While going to college full-time, Morales would sing in locales where she was the only female. In 2003, she met with long-time friend Noriega. After listening to a song performed by Nelly and Kelly Rowland ("Dilemma"), Morales "ended up singing lyrics she wrote to a similar melody" of the song. She then signed a contract with the record label Flow Music, after DJ Nelson offered her an opportunity to record as a reggaetón artist under his Flow Music Label. That year, she recorded her first big hit "Te Exitaré", which charted on the Billboard Tropical Songs chart, peaking at number thirty-five.
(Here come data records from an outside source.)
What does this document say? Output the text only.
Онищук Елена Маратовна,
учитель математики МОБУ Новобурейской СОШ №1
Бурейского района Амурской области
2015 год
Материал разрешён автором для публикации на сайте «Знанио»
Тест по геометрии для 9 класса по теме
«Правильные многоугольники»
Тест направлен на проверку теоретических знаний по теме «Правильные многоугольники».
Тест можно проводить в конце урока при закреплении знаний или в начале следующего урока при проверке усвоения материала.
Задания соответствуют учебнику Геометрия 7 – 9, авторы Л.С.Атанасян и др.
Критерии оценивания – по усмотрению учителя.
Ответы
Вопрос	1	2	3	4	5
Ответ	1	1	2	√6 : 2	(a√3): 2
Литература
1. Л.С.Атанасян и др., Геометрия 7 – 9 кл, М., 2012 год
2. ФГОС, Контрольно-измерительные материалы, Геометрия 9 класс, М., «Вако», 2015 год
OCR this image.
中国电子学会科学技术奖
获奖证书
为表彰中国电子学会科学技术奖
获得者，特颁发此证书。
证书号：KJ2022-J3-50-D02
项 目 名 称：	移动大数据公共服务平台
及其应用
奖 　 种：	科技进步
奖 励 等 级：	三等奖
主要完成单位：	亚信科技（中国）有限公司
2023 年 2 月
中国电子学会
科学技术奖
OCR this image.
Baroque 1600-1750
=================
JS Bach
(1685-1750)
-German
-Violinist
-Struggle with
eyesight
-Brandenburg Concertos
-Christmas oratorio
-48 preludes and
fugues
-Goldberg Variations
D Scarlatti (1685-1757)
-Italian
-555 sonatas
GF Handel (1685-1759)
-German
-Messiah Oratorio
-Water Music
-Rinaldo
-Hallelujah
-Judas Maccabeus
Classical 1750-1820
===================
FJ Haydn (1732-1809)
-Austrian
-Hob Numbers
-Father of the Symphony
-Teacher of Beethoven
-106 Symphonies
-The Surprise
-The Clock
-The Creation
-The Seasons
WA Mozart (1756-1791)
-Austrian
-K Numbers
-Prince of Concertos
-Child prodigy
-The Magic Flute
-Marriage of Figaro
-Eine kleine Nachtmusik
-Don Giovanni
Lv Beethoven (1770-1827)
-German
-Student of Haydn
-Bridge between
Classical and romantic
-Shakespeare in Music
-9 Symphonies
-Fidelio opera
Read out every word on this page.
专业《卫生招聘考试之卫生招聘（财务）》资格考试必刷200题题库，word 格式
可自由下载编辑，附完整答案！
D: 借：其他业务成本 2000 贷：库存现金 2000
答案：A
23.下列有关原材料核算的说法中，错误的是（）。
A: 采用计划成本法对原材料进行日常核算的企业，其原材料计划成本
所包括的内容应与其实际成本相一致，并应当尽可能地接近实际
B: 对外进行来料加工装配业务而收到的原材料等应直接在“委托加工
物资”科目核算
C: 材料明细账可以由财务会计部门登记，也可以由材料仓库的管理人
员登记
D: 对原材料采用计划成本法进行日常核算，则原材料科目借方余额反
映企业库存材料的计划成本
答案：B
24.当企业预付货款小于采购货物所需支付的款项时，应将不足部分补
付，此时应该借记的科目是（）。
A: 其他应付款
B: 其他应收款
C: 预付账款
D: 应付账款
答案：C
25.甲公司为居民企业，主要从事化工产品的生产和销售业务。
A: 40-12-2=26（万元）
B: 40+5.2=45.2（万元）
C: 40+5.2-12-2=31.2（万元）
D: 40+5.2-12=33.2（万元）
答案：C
The following year, she participated in The Noise Biografía with "Lo Que Quiero Es Bailar". Morales was the back-up singer for duo Wisin & Yandel's first three concerts also playing Yandel's girlfriend in the movie Mi Vida. Her 2004 single "Ven y Baila" was featured on Noriega's Contra La Corriente (2004). Eddie Dee then called Morales, and told her he wanted her to sing on a song from him. This was turned into "Donde Hubo Fuego" with Daddy Yankee, which appeared on the former's 2004 album 12 Discípulos. In 2017 Valerie Released her second studio album Mi Corazon, under her independent label VM Music. The album is a reflection of her versatility and style in a different variety of genres that go from salsa and bachata to Kizomba and Cumbia-ton.

===2006–present: Mi Flow and TV personality===
Her debut studio album Mi Flow was released in 2007 under the Flow Music Label, distributed by Universal Music Latino. The album featured "commercial" material, "full of reggaetón ballads" and "clean lyrics" that "women can relate to". Mi Flow did not include "tiraeras (beef between two or more artists) associated with the Reggaetón genre". It featured production by DJ Memo and Sosa among others signed to Flow Music and collaborations with K-Mill, Cidelis and Las Guanabanas. An editor for Allmusic claimed the album to be "as crammed with hot beats and irresistible tunes as you'd expect from such a multi-faceted talent." In 2008, she was hired by Telemundo Studios Miami to record "Doble Vida" the theme song for the telenovela El Rostro de Analía on Telemundo. Since 2012, Morales was the lead on-air personality for 92.5 Maxima in Tampa, Florida. In 2018 she was offered to be the lead on-air personality for 101.1 FM La Mega, also in Tampa, Florida.